EnterpriseDB/repmgr

"node check" incorrectly reports node is not attached to upstream while in state "catchup"

Opened this issue · 0 comments

repmgr 5.3.0, PostgreSQL 14.1, Ubuntu 18.04

I have one standby node attached to a primary. The standby fell behind during some heavy writing on the primary and I rebooted the standby.
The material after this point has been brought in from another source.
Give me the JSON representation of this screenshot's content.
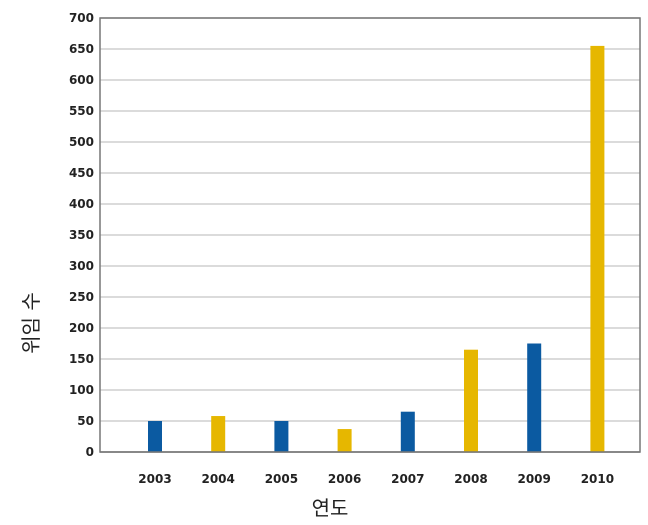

After the reboot, the standby took some time to re-appear in pg_stat_replication, but eventually did re-appear there with state="catchup". During this time repmgr node check incorrectly reports that it is not attached to the upstream node at all:

# sudo -u postgres repmgr -f "/etc/postgresql/14/behavior/repmgr.conf" node check
WARNING: node "(MY_STANDBY_NODE)" attached in state "catchup"
Node "(MY_STANDBY_NODE)":
	Server role: OK (node is standby)
	Replication lag: CRITICAL (2095 seconds, critical threshold: 600))
	WAL archiving: OK (0 pending archive ready files)
	Upstream connection: CRITICAL (node "(MY_STANDBY_NODE)" (ID: 2) is not attached to expected upstream node "(MY_PRIMARY_NODE)" (ID: 1))
...

cluster show shows correct warnings, however:

# sudo -u postgres repmgr -f "/etc/postgresql/14/behavior/repmgr.conf" cluster show
WARNING: node "(MY_STANDBY_NODE)" attached in state "catchup"
...
WARNING: following issues were detected
  - node "(MY_STANDBY_NODE)" (ID: 2) attached to its upstream node "(MY_PRIMARY_NODE)" (ID: 1) in state "catchup"

I rebooted the standby twice and this happened both times. (The warning eventually disappears when pg_stat_replication.state changes from "catchup" to "streaming".)